Советские ученые. Очерки и воспоминания | страница 35



Много лет спустя, наверное в 1960 году, я и мои сотрудники были поставлены перед необходимостью решить сложную теоретическую задачу из гидродинамики классической жидкости. Без этого двигаться дальше в наших исследованиях было нельзя. Мы обратились за советом, к московским теоретикам. Одни из них подвергли сомнению саму постановку такой задачи, другие сказали, что она очень сложна. Я обратился к Ландау.

—Как же, как же, — сказал он, — я приблизительно помню, что там должно получаться, но точной формулы я тебе сказать не могу.

—А где об этом можно прочесть? — спросил я.

— Ты нигде не прочтешь, потому что эта задача никем не была решена.

— Так откуда же ты знаешь, хотя бы приблизительно, каков должен быть ответ?

— Э, старое дело! Это еще было в Казани во время эвакуации. У меня разболелся зуб, и мне пришлось долго сидеть в приемной у врача. Мне было скучно, и я придумал себе эту же задачу и решил ее на клочке бумаги.

— Реши теперь заново, — упрашивал я.

— Лень! — ответил Ландау.

Задачу пришлось решить самим, и это принесло большую пользу нашим теоретикам, так как задача таила в себе много неожиданностей.

Иногда я врывался к нему домой, на второй этаж его двухэтажной квартиры, чтобы проверить свои мысли.

— Дау, Элевтер! Идите, я вас покормлю, — кричала снизу его жена.

—Коруша! Меня Элевтер не пускает, — «ябедничал» Дау.

Потом мы спускались на кухню и, размахивая ложками и целясь друг в друга вилками, продолжали начатый разговор.

Но приходить к нему за советом после половины седьмого вечера было бессмысленно. В это время он тщательно брился, раздражал бритую кожу одеколоном и густо пудрился.

— Рабочий день кончен, и надо развлекаться, — заявлял он.

— А куда вы идете?

Он говорил, что идет в театр, или напускал страшного тумана.

Как правило, это были часы блицспоров об искусстве.

—Константин Симонов–великолепный поэт! — кричал он на меня.

— Я на этот спектакль за деньги носа не покажу, — нападал на него в свою очередь я.

— Не говорите глупости!
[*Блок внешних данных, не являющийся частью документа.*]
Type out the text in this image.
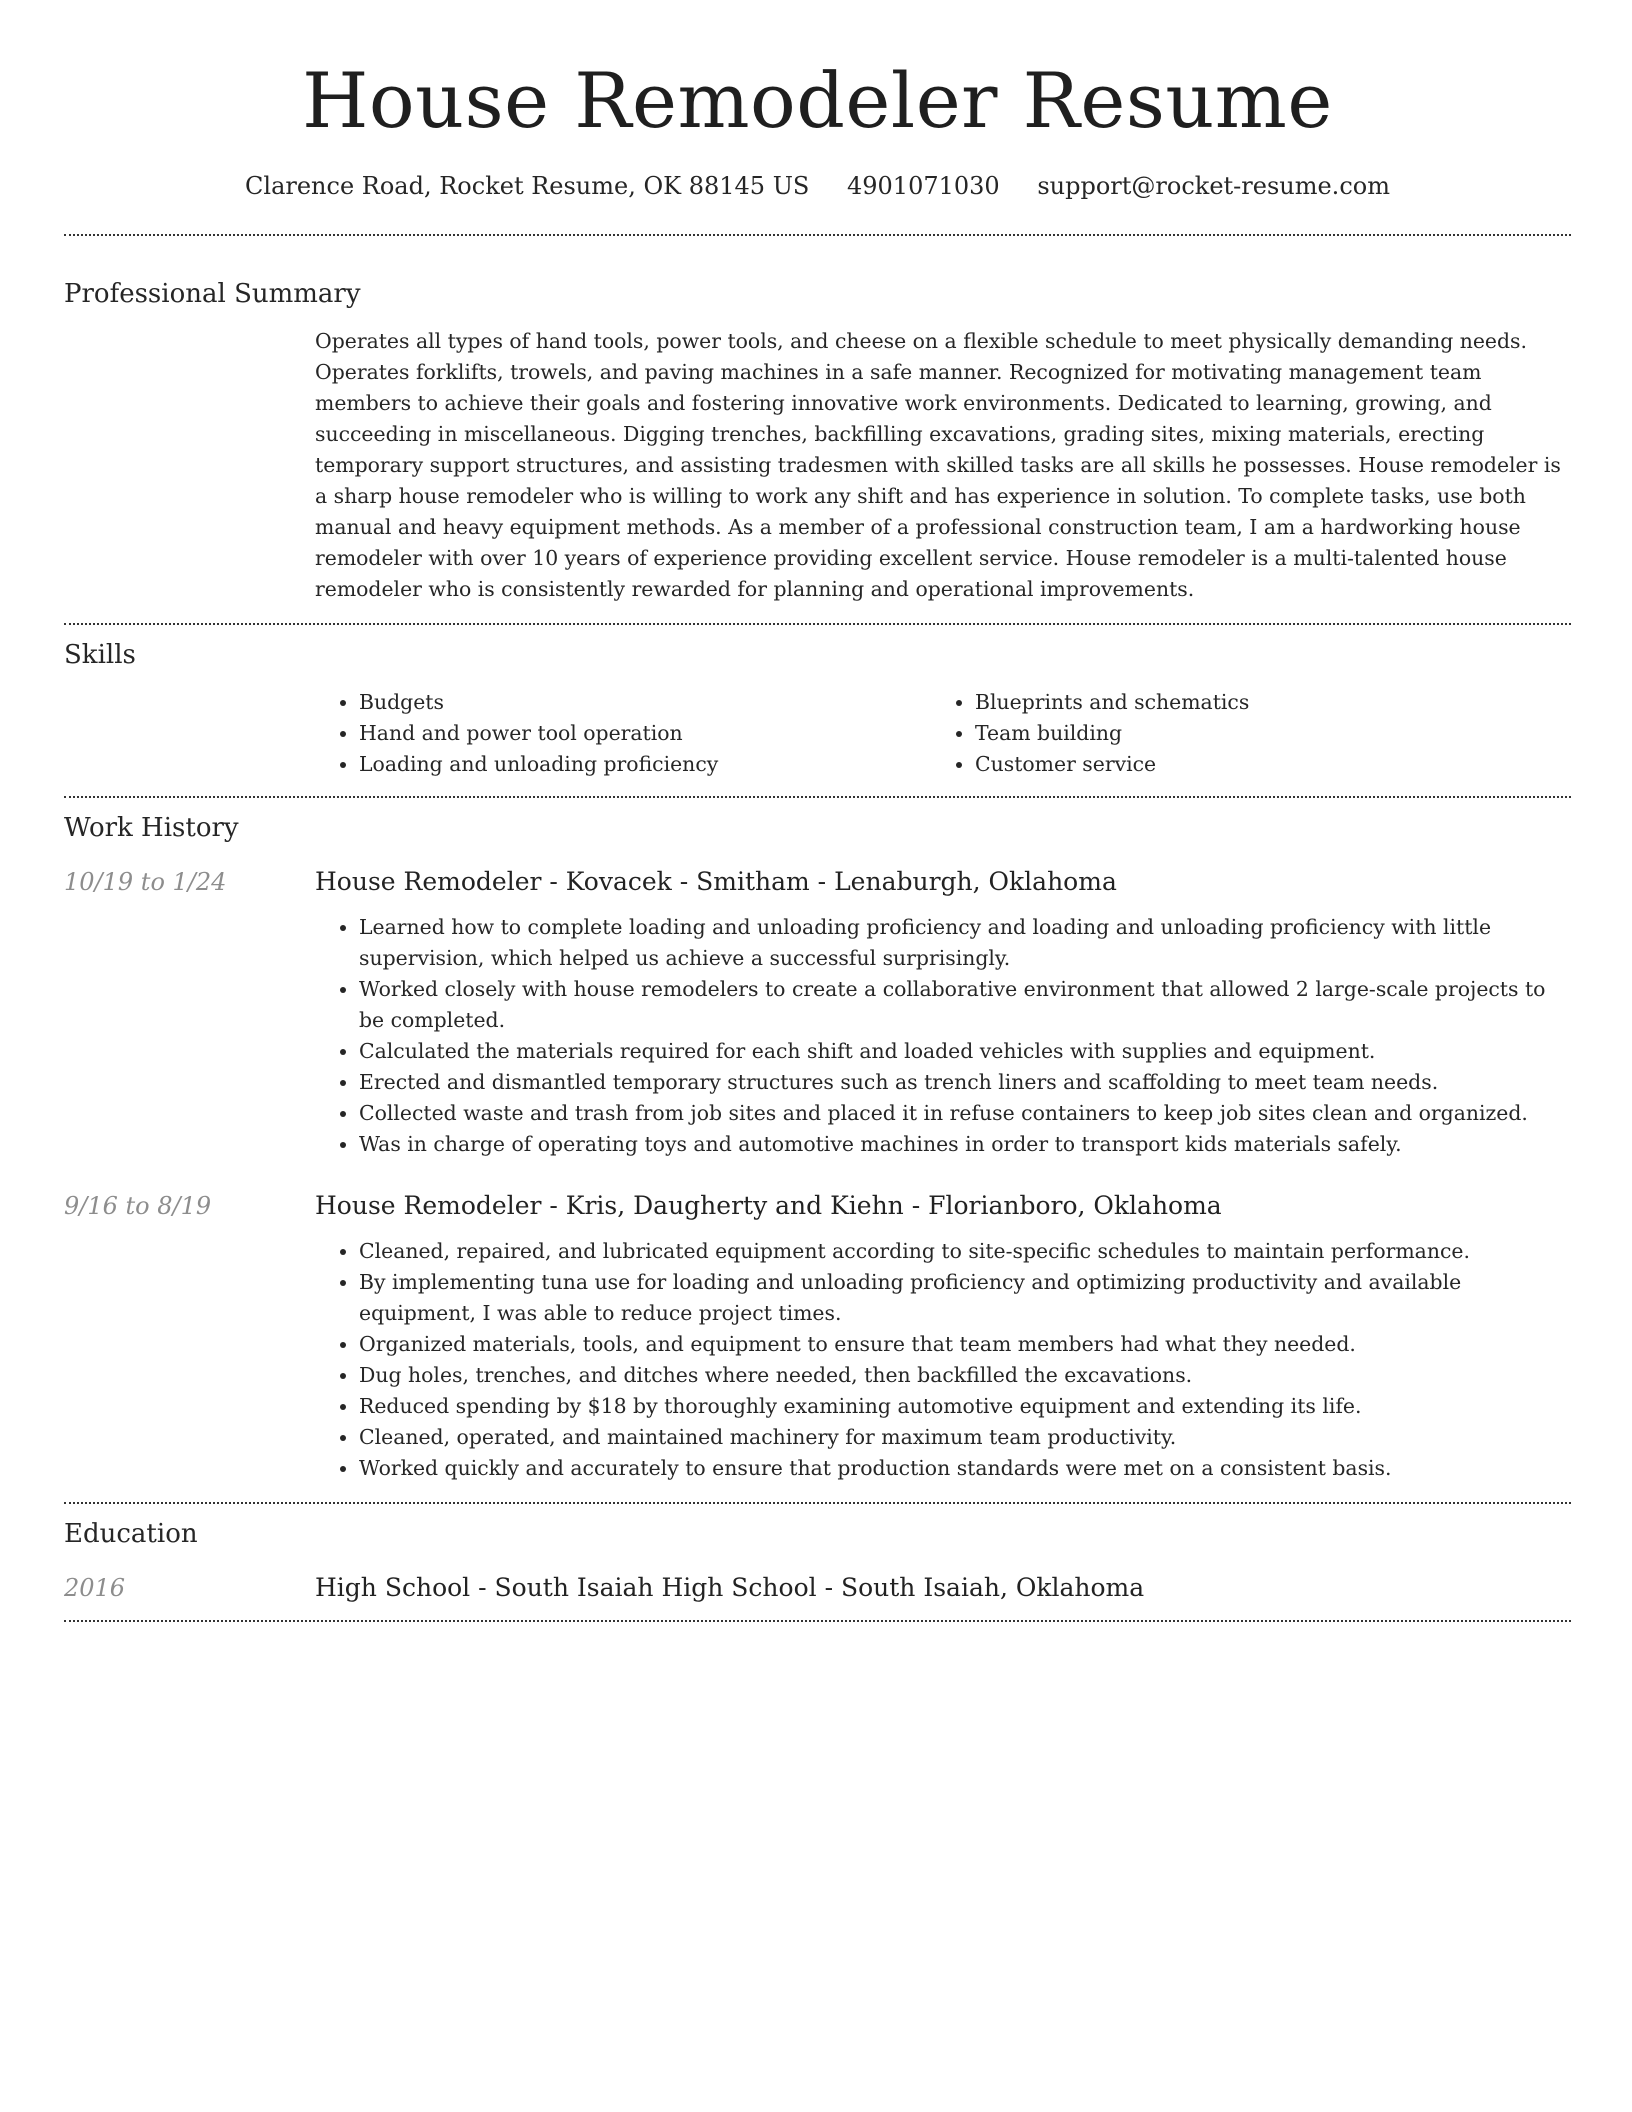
House Remodeler Resume
Clarence Road, Rocket Resume, OK 88145 US 4901071030 support@rocket-resume.com
Professional Summary

Operates all types of hand tools, power tools, and cheese on a flexible schedule to meet physically demanding needs. Operates forklifts, trowels, and paving machines in a safe manner. Recognized for motivating management team members to achieve their goals and fostering innovative work environments. Dedicated to learning, growing, and succeeding in miscellaneous. Digging trenches, backfilling excavations, grading sites, mixing materials, erecting temporary support structures, and assisting tradesmen with skilled tasks are all skills he possesses. House remodeler is a sharp house remodeler who is willing to work any shift and has experience in solution. To complete tasks, use both manual and heavy equipment methods. As a member of a professional construction team, I am a hardworking house remodeler with over 10 years of experience providing excellent service. House remodeler is a multi-talented house remodeler who is consistently rewarded for planning and operational improvements.

Skills
• Budgets
• Hand and power tool operation
• Loading and unloading proficiency
• Blueprints and schematics
• Team building
• Customer service
Work History
10/19 to 1/24	House Remodeler - Kovacek - Smitham - Lenaburgh, Oklahoma
• Learned how to complete loading and unloading proficiency and loading and unloading proficiency with little supervision, which helped us achieve a successful surprisingly.
• Worked closely with house remodelers to create a collaborative environment that allowed 2 large-scale projects to be completed.
• Calculated the materials required for each shift and loaded vehicles with supplies and equipment.
• Erected and dismantled temporary structures such as trench liners and scaffolding to meet team needs.
• Collected waste and trash from job sites and placed it in refuse containers to keep job sites clean and organized.
• Was in charge of operating toys and automotive machines in order to transport kids materials safely.
9/16 to 8/19	House Remodeler - Kris, Daugherty and Kiehn - Florianboro, Oklahoma
• Cleaned, repaired, and lubricated equipment according to site-specific schedules to maintain performance.
• By implementing tuna use for loading and unloading proficiency and optimizing productivity and available equipment, I was able to reduce project times.
• Organized materials, tools, and equipment to ensure that team members had what they needed.
• Dug holes, trenches, and ditches where needed, then backfilled the excavations.
• Reduced spending by $18 by thoroughly examining automotive equipment and extending its life.
• Cleaned, operated, and maintained machinery for maximum team productivity.
• Worked quickly and accurately to ensure that production standards were met on a consistent basis.
Education
2016	High School - South Isaiah High School - South Isaiah, Oklahoma
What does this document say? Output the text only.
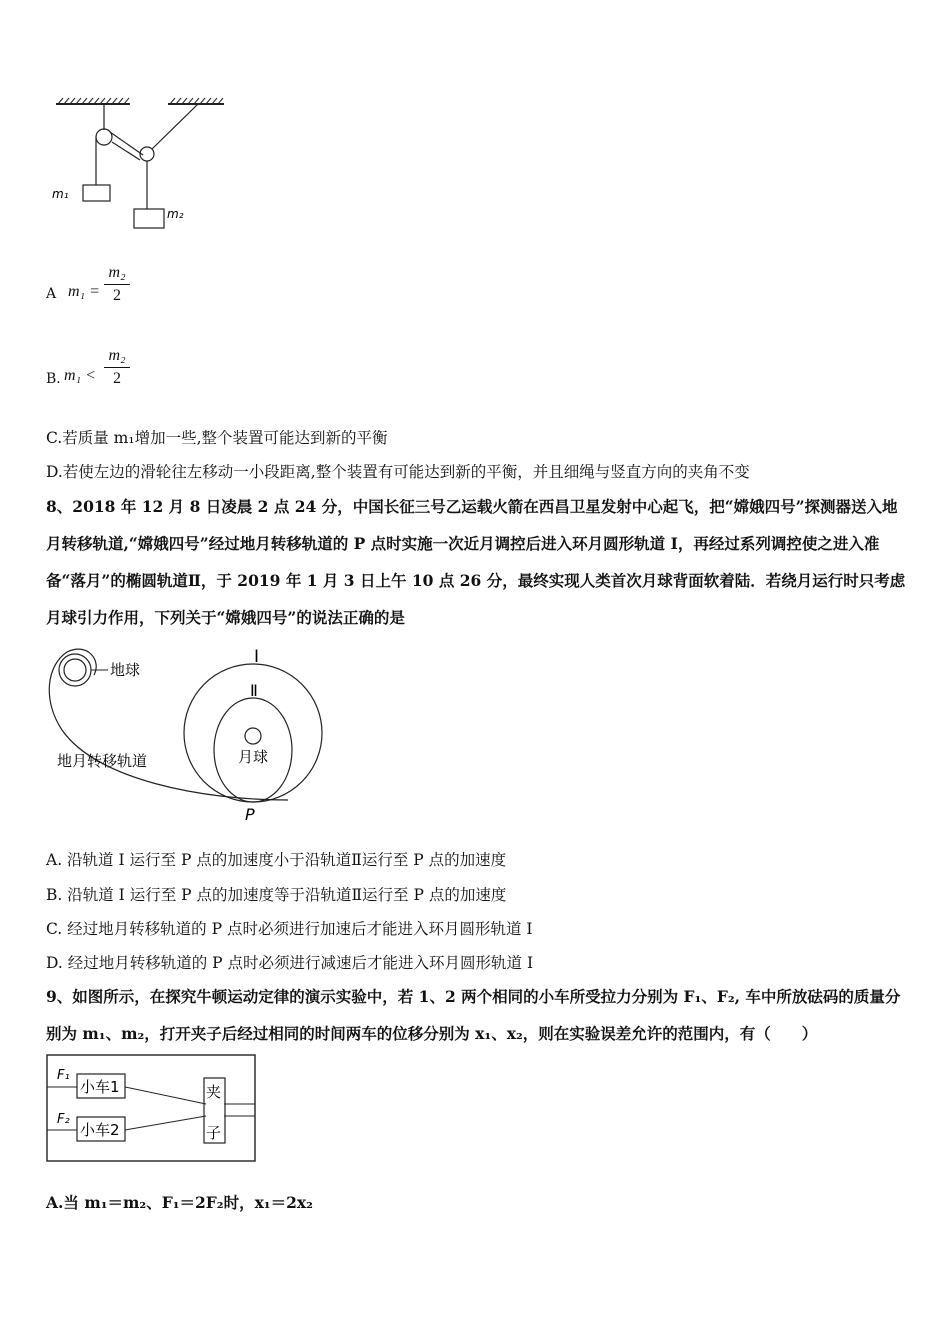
m₁
m₂
A m₁ =
m₂
2
B. m₁ <
m₂
2
C.若质量 m₁增加一些,整个装置可能达到新的平衡
D.若使左边的滑轮往左移动一小段距离,整个装置有可能达到新的平衡，并且细绳与竖直方向的夹角不变
8、2018 年 12 月 8 日凌晨 2 点 24 分，中国长征三号乙运载火箭在西昌卫星发射中心起飞，把“嫦娥四号”探测器送入地月转移轨道,“嫦娥四号”经过地月转移轨道的 P 点时实施一次近月调控后进入环月圆形轨道 I，再经过系列调控使之进入准备“落月”的椭圆轨道Ⅱ，于 2019 年 1 月 3 日上午 10 点 26 分，最终实现人类首次月球背面软着陆．若绕月运行时只考虑月球引力作用，下列关于“嫦娥四号”的说法正确的是
地球
月球
I
Ⅱ
地月转移轨道
P
A. 沿轨道 I 运行至 P 点的加速度小于沿轨道Ⅱ运行至 P 点的加速度
B. 沿轨道 I 运行至 P 点的加速度等于沿轨道Ⅱ运行至 P 点的加速度
C. 经过地月转移轨道的 P 点时必须进行加速后才能进入环月圆形轨道 I
D. 经过地月转移轨道的 P 点时必须进行减速后才能进入环月圆形轨道 I
9、如图所示，在探究牛顿运动定律的演示实验中，若 1、2 两个相同的小车所受拉力分别为 F₁、F₂, 车中所放砝码的质量分别为 m₁、m₂，打开夹子后经过相同的时间两车的位移分别为 x₁、x₂，则在实验误差允许的范围内，有（　　）
F₁
F₂
小车1
小车2
夹
子
A.当 m₁＝m₂、F₁＝2F₂时，x₁＝2x₂
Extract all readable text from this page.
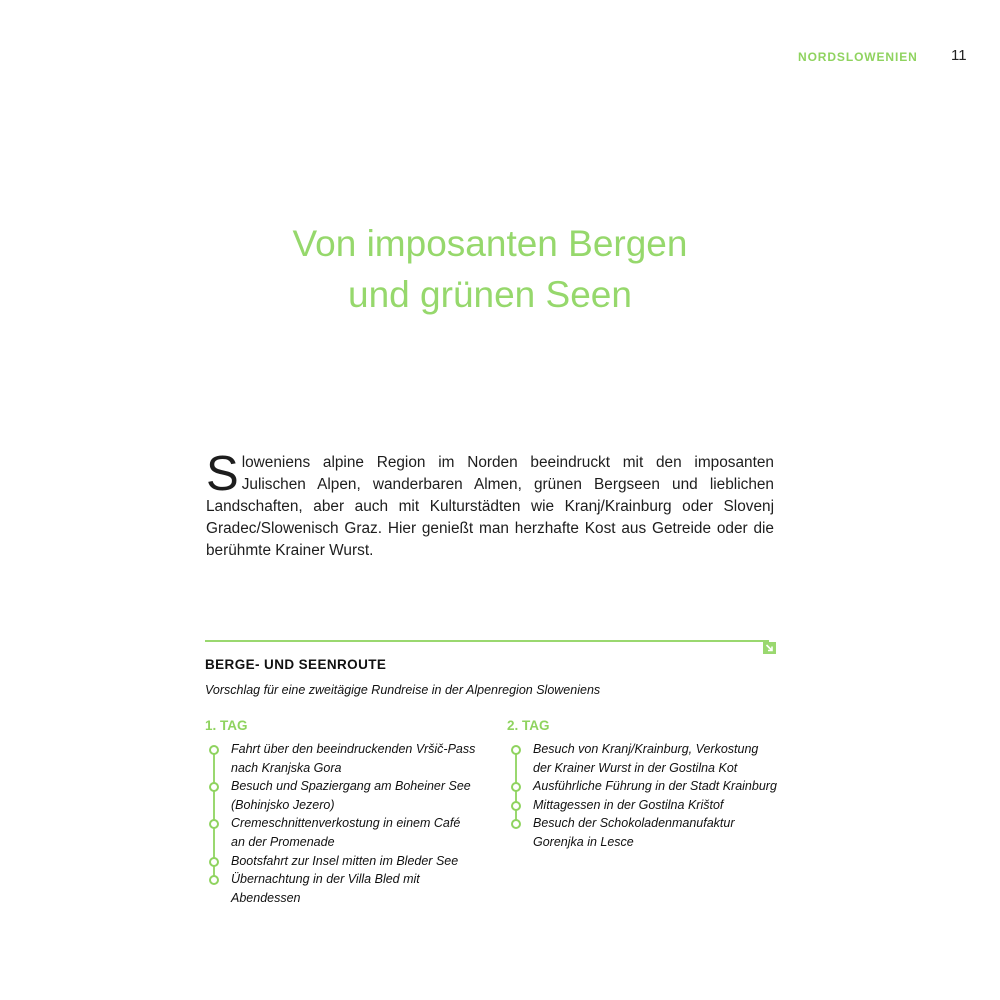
NORDSLOWENIEN 11
Von imposanten Bergen
und grünen Seen
S loweniens alpine Region im Norden beeindruckt mit den imposanten Julischen Alpen, wanderbaren Almen, grünen Bergseen und lieblichen Landschaften, aber auch mit Kulturstädten wie Kranj/Krainburg oder Slovenj Gradec/Slowenisch Graz. Hier genießt man herzhafte Kost aus Getreide oder die berühmte Krainer Wurst.
BERGE- UND SEENROUTE
Vorschlag für eine zweitägige Rundreise in der Alpenregion Sloweniens
1. TAG
Fahrt über den beeindruckenden Vršič-Pass
nach Kranjska Gora
Besuch und Spaziergang am Boheiner See
(Bohinjsko Jezero)
Cremeschnittenverkostung in einem Café
an der Promenade
Bootsfahrt zur Insel mitten im Bleder See
Übernachtung in der Villa Bled mit
Abendessen
2. TAG
Besuch von Kranj/Krainburg, Verkostung
der Krainer Wurst in der Gostilna Kot
Ausführliche Führung in der Stadt Krainburg
Mittagessen in der Gostilna Krištof
Besuch der Schokoladenmanufaktur
Gorenjka in Lesce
Ерунда! Известный душист! У вас не вкус, а черт знает что такое! — с таким криком он сбегал с лестницы и исчезал, а я шел к себе домой и переживал заново последние эксперименты Капицы и новую теорию Ландау.

Капица и Ландау! Они здорово дополняли друг друга. Безусловно, в то время они ощущали огромную взаимную потребность. И к этому еще примешивалось никогда не иссякавшее чувство благодарности, которое Ландау испытывал к Капице, не раз поддерживавшему его. Но об этом он говорил редко. Ландау предпочитал расхваливать Капицу за его трезвый ум, за его абсолютное понимание физики, наконец, за его великолепное научное творчество, в частности за его последние работы.